Emotional Bank Account

The Emotional Bank Account


I was first introduced to the emotional bank account when reading The 7 Habits of Highly Effective People by Stephen R. Covey.

We are all familiar with a financial bank account.

Making regular deposits into a savings account to build up a reserve from which we can withdraw when needed.

The emotional bank account is a metaphor for the amount of trust, the currency of relationships, that we’ve built up with others.

To make deposits into an Emotional Bank account with you, I can do this by listening, being respectful, sharing knowledge, and keeping my commitments.

As I continue to make deposits, your trust in me grows, and I can call on that trust many times if I need to.

I can even mess up and make a mistake, and when the trust balance is high, it will be easily forgiven.

When the trust reserve is high, communication is easy and effortless.

Stephen describes this as “the feeling of safeness you have with another human being.”

However, suppose I have the habit of being disrespectful, never listening to your input, failing to deliver on my commitments, and continuing to make demands. In that case, the Emotional Bank Account will become overdrawn.

When the trust level is low, communication is guarded, difficult, defensive, tense, and potentially hostile.

It’s like walking through a minefield, just waiting for something to blow up.

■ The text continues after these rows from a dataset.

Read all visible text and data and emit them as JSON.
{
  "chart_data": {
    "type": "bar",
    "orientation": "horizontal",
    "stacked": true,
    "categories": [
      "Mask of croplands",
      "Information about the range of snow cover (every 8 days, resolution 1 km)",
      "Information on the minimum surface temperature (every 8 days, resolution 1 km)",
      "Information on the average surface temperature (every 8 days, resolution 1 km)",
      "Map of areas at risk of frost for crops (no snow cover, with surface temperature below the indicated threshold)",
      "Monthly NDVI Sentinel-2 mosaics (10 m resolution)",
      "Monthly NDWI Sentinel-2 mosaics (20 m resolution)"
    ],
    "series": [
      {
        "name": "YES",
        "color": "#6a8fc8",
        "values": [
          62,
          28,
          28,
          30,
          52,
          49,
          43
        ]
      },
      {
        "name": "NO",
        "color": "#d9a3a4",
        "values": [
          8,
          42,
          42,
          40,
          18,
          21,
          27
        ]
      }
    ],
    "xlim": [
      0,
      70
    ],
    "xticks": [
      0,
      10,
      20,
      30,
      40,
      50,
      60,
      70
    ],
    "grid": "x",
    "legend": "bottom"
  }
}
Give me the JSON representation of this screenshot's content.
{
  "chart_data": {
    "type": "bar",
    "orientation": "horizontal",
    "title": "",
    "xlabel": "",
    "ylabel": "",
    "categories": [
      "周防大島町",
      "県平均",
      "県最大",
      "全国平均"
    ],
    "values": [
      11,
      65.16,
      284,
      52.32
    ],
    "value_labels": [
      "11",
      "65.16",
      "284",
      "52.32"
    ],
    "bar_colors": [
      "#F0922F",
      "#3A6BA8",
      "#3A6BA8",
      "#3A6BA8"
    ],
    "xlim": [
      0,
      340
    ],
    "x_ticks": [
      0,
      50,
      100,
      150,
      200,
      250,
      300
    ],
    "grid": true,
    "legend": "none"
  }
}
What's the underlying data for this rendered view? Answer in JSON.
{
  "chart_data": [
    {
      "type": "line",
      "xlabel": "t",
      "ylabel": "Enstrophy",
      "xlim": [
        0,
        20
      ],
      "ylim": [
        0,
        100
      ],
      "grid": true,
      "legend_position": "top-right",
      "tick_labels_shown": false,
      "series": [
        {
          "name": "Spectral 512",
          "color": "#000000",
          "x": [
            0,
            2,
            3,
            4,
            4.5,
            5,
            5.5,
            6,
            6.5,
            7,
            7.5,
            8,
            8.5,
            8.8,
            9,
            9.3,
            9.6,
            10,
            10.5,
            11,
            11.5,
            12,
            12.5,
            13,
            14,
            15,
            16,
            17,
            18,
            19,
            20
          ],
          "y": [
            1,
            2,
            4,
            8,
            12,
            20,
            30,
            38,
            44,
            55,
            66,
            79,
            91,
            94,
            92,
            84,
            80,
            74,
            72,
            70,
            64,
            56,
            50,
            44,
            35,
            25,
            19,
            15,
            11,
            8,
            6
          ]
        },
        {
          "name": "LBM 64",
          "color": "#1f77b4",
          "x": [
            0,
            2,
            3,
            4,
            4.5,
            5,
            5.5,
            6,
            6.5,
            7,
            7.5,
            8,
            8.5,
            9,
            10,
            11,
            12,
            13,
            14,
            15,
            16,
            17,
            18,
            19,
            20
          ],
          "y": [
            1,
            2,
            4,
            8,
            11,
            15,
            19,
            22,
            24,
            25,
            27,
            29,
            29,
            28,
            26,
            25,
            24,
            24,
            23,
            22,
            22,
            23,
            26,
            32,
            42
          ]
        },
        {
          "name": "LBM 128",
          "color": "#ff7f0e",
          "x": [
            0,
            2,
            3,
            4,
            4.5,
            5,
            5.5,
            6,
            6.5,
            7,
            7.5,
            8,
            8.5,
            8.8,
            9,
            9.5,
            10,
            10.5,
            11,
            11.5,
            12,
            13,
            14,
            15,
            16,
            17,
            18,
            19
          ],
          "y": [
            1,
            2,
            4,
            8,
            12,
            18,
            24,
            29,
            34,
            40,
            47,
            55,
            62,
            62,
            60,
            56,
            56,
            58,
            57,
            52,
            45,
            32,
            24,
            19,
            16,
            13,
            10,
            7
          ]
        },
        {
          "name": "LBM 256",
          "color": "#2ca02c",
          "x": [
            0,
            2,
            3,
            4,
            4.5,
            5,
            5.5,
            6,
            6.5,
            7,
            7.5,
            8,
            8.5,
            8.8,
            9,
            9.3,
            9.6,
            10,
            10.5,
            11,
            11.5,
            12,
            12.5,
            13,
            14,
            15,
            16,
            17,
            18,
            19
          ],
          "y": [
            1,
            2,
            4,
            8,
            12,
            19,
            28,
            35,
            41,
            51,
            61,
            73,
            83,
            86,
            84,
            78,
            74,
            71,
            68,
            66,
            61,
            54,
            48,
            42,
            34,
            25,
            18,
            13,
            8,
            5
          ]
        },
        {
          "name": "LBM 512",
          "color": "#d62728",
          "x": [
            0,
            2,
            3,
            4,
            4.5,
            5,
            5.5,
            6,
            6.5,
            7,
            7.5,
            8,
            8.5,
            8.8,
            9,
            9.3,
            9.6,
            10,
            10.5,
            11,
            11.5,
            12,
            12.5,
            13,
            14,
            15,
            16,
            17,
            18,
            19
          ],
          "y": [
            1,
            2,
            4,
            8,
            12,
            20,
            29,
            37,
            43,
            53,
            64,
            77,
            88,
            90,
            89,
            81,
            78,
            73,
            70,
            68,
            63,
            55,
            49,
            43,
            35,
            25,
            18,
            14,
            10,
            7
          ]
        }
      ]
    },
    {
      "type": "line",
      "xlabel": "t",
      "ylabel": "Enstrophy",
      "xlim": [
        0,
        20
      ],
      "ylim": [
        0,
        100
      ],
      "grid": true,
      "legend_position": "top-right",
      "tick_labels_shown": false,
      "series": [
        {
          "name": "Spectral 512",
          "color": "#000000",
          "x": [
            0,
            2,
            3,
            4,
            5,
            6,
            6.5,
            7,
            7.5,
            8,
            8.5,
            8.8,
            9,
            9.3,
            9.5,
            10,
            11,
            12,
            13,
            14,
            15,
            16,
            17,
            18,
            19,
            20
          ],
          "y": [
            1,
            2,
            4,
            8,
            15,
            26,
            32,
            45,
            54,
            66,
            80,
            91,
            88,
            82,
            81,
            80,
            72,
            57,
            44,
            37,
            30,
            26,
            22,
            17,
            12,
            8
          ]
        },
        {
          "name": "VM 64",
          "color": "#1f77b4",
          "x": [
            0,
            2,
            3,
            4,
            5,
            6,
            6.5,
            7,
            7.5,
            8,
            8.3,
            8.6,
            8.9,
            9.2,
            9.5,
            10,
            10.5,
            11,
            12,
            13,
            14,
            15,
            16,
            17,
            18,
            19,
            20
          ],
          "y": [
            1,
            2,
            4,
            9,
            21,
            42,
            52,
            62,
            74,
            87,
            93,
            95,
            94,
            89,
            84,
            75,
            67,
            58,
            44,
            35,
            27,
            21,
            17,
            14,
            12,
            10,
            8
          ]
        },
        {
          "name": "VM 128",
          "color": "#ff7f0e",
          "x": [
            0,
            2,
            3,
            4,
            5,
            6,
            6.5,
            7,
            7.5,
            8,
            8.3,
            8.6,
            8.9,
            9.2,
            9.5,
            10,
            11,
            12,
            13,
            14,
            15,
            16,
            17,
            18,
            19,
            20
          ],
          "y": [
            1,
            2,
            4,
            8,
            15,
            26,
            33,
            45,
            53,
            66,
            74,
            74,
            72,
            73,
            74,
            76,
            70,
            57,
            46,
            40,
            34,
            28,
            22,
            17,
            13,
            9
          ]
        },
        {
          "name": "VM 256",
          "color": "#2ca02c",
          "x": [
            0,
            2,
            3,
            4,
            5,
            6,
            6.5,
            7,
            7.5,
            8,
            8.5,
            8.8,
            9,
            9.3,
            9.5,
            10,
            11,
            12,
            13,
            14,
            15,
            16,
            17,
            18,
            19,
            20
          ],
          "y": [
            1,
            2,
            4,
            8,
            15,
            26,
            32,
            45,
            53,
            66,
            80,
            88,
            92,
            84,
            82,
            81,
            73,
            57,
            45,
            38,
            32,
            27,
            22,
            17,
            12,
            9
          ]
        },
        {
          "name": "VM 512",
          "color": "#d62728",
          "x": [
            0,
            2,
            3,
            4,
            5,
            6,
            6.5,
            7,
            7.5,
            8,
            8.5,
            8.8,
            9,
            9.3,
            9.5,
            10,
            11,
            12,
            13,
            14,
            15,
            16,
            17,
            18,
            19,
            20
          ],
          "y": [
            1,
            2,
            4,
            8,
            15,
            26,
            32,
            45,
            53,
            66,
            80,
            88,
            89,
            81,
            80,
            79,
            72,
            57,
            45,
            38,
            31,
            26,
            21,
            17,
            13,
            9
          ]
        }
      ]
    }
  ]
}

At work, it leads to micromanagement, bureaucracy, backstabbing, office politics, and an unhealthy work environment.

In families, it leads to strained relationships between parents and kids with lots of yelling, worrying, and suspicion.

And in marriages, it leads to hidden agendas, mistakes being remembered as weapons, and suppression of real issues, which will deteriorate into divorce.

Have you made enough deposits with the people around you?

Here’s how to improve the quality of your relationships in 3 simple steps.

  • Step 1: Pick a meaningful relationship in your life
  • Step 2: Each day, make a conscious choice to make a deposit to that person’s emotional bank account.
  • Step 3: Repeat for 30 days and notice how the quality of the relationship changes over time.